Investing
Netflix Q1 results top estimates, but weaker revenue outlook bites; UBS upgrades
© Reuters
By Yasin Ebrahim and Senad Karaahmetovic
Investing.com — Netflix (NASDAQ:) reported Tuesday reported first quarter revenue and guidance that fell short of Wall Street expectations just as many were expecting the streaming giant to benefit from the launch of its ad-supported tier and a crackdown on password sharing.
Netflix trade about 1.5% lower in pre-market Wednesday.
Netflix earnings per share of $2.88 on revenue of $8.16 billion. Analysts polled by Investing.com anticipated EPS of $2.86 on revenue of $8.47 billion.
Netflix added 1.75 million users, missing analyst estimates of about 2.41M net adds.
Looking ahead, the streaming giant said its revenue of $8.2B is up 3% year-over-year, but short of analysts’ expectations.
The subdued outlook on second quarter revenue comes as the streaming giant was expected to have benefited from the launch of an ad-supported tier and a crackdown on password sharing.
But the company forecast that second quarter paid net adds were expected to be “roughly similar to Q1’23.”
UBS analysts upgraded the stock to Buy from Neutral as they believe “the backdrop is supportive of sustained double-digit profit growth & ramping FCF.”
“We see Netflix as the main beneficiary of easing competition in DTC as peers focus on profits. We believe this will drive upside to subs/pricing power in the coming yrs while also keeping a lid on content costs, one of the biggest swing factors for profits/FCF (spend now expected to decline in ’23). Along with stronger conviction/visibility into new monetization initiatives (paid sharing NT; ad LT), performance is inflecting and we expect rev growth to re-accelerate to 10%+ while driving 200-300 bps of annual margin expansion amid relatively stable content spend,” the analysts said.
Piper Sandler analysts reiterated a Neutral rating on NFLX stock but raised the price target to $350 per share. Similarly, Morgan Stanley analysts reiterated an Equal Weight rating.

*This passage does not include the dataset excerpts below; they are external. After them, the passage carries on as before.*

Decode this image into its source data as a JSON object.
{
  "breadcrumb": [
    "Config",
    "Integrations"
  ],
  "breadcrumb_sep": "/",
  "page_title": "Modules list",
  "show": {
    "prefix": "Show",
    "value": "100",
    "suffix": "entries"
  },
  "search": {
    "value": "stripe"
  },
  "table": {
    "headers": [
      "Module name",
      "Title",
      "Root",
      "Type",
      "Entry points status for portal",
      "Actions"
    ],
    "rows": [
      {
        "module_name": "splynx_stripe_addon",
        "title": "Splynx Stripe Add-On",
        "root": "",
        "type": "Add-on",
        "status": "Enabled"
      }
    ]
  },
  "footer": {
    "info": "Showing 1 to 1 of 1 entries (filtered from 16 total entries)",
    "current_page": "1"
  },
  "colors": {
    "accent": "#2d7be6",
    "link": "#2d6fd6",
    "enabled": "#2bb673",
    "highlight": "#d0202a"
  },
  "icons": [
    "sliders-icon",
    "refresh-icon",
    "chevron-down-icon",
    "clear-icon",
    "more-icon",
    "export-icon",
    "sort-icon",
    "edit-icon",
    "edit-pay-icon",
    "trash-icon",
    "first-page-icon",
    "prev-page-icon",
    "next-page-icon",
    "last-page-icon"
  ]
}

“We see a fairly balanced risk/reward at current levels given market expectations already bake in revenue growth accelerating in 2H23and into ’24. NFLX shares are trading at 22x our ’24E P/E, a premium multiple to the market that we see as warranted but unlikely to expand given robust expectations ahead and what remains a competitive and maturing streaming market.”